With the licence secured, we looked for other partners, and this was how Vodafone and Mo Ibrahim, through his company Mobile Systems International MSI, came on board. Mo Ibrahim later bought out other shareholders and became the majority shareholder.

Technology
At the time, analogue mobile phones were working well and cheap. But I rejected that option because their technology was soon getting outdated. I decided that we use the more advanced Global System for Mobile (GSM). This is the one which was being used in most Scandinavian countries and some European ones as well.
At the time we opened shop, we had to bring in the handsets. This is not how telecom companies make money, they make money through airtime sales.

Therefore, the cost of purchasing handsets to break the ground in mobile telecommunication made it a very expensive venture hence the high costs. Besides, there was a loan to be serviced. When we launched in 1995, we were using digital not analogue.
Soon before the official launch in 1995, I was appointed the managing director Celtel Uganda. Despite being a shareholder and founder, Shariz Hudan and I, were part of the people interviewed by Ernest and Young which had been contracted to look for a managing director.
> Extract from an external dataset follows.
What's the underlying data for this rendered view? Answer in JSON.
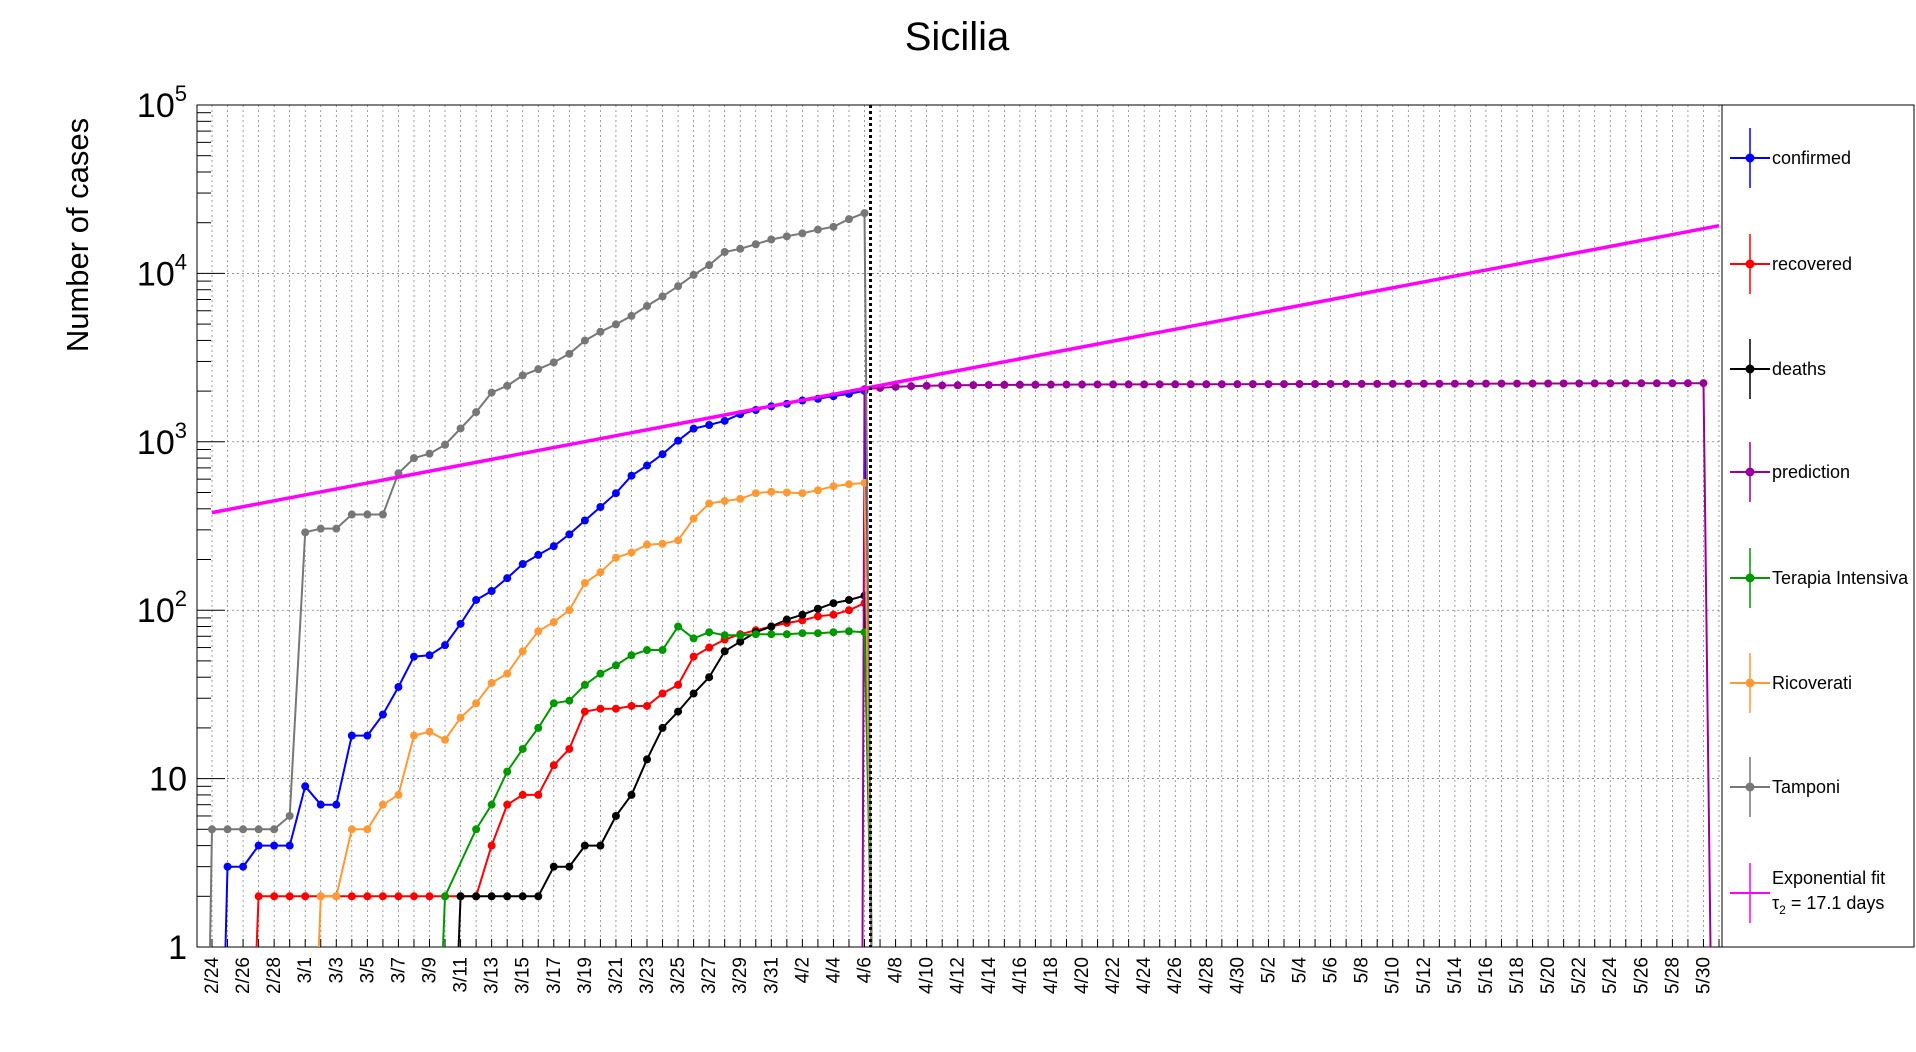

Dr Specioza Wandira Kazibwe, then vice president, officially opened our shop in 1995. She made the first mobile international call from Uganda to England. I gave President Museveni his first mobile phone, a Motorolla.
Since then, we opened the door for more companies to follow us and with the successful Celtel Uganda, I went on to open Celtel in other central and west African countries.
When Mo Ibrahim became the majority shareholder, the company went through changes and it was sold first to Zain, before changing hands and name again to Bhati Airtel.

Raising capital
We invested $16m. Almost 60 per cent of it was raised through loans from International Finance Corporation (IFC), which is part of the World Bank, Commonwealth Development Corporation (CDC), MSI of Mo Ibrahim, Vodafone, Clovergem fish factory and some of my savings.